Thermodynamics Research Center / ThermoML | Journal of Chemical and Engineering Data

ABSTRACT

An extensive lab. program was conducted for the measurement of the interfacial tension between CO2 and water or brine covering the ranges of (2 to 27) MPa pressure, (20 to 125)C temp., and (0 to 334 010) mg/L-1 water salinity. The lab. expts. were conducted using the pendant drop method combined with the soln. of the Laplace equation for capillarity for the profile of the brine drop in the CO2-brine equil. environment. The anal. of the resulting set of 378 IFT measurements reveals that: (1) under conditions of const. temp. and water salinity, IFT steeply decreases with increasing pressure in the range P < Pc and mildly decreases for P > Pc with an asymptotic trend toward a const. value at higher pressures; (2) under the same conditions of const. pressure and temp., IFT increases with increasing water salinity, reflecting decreasing CO2 soly. in brine as salinity increases; (3) the dependence of IFT on temp. is more complex than that on either pressure or salinity, depending on the CO2 phase. For T < Tc, IFT increases with increasing temp., and around the crit. point (T ~ Tc), IFT significantly decreases (believed to be assocd. with the fact that at Tc the IFT between CO2 liq. and vapor phases tends to zero) and then increases again with increasing temp. for T > Tc with an asymptotic trend toward a const. value for high temps. The dependence of IFT on pressure, temp., and water salinity for CO2 and water/brine systems can be well approximated by a power function of pressure whose coeff. and exponent depend on temp. and water salinity.
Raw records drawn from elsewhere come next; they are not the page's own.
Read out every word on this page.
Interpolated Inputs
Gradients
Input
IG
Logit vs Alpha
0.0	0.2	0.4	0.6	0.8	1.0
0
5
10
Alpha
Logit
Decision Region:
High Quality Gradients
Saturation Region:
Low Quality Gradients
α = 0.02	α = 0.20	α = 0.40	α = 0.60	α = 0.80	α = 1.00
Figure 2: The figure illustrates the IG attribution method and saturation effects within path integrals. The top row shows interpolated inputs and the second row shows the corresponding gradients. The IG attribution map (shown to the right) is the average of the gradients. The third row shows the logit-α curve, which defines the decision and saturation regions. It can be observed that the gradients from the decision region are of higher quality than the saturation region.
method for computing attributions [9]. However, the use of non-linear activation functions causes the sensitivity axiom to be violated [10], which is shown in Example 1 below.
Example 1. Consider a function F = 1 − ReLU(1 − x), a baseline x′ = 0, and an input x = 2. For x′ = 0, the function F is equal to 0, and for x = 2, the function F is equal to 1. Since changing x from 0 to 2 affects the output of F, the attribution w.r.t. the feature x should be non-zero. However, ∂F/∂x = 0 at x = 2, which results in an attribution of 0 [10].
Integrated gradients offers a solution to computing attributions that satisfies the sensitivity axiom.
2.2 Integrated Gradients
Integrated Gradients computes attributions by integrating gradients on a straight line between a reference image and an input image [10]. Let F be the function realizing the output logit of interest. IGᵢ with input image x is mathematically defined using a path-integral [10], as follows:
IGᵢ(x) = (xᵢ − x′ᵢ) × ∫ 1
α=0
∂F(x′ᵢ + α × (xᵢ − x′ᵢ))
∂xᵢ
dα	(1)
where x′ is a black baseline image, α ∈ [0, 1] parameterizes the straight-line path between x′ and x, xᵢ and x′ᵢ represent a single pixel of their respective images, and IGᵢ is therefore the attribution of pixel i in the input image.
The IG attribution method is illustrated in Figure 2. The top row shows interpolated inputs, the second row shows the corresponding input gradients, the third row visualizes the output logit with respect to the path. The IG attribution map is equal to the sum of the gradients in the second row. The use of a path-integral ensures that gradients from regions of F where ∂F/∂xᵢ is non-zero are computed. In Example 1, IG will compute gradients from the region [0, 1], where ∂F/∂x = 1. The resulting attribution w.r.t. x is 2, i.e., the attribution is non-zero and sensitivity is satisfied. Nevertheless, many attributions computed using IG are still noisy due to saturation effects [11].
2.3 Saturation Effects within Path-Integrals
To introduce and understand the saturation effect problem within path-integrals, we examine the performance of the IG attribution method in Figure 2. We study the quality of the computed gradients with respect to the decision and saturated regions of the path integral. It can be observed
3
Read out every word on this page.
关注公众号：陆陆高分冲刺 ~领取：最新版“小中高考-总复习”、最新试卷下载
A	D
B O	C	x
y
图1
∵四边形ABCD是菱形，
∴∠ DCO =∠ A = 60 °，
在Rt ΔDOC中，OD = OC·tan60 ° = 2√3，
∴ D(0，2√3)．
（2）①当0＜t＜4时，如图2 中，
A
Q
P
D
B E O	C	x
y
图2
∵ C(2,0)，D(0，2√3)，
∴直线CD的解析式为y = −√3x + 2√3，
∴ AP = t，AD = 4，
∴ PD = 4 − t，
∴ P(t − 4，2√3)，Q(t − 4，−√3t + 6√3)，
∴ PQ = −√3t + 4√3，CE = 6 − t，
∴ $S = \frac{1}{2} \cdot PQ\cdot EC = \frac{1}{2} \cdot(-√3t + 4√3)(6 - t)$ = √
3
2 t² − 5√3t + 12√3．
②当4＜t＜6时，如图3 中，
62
These results indicate that, in the case of CO2 storage in deep saline aquifers as a climate-change mitigation strategy, the formation water displacement by injected CO2 during the injection (drainage) phase of CO2 storage and the possible subsequent CO2 displacement by invading brine during the CO2 migration (imbibition) phase depend on in situ conditions of pressure, temp., and water salinity through the effects that these primary variables have on the IFT between CO2 and aquifer brine.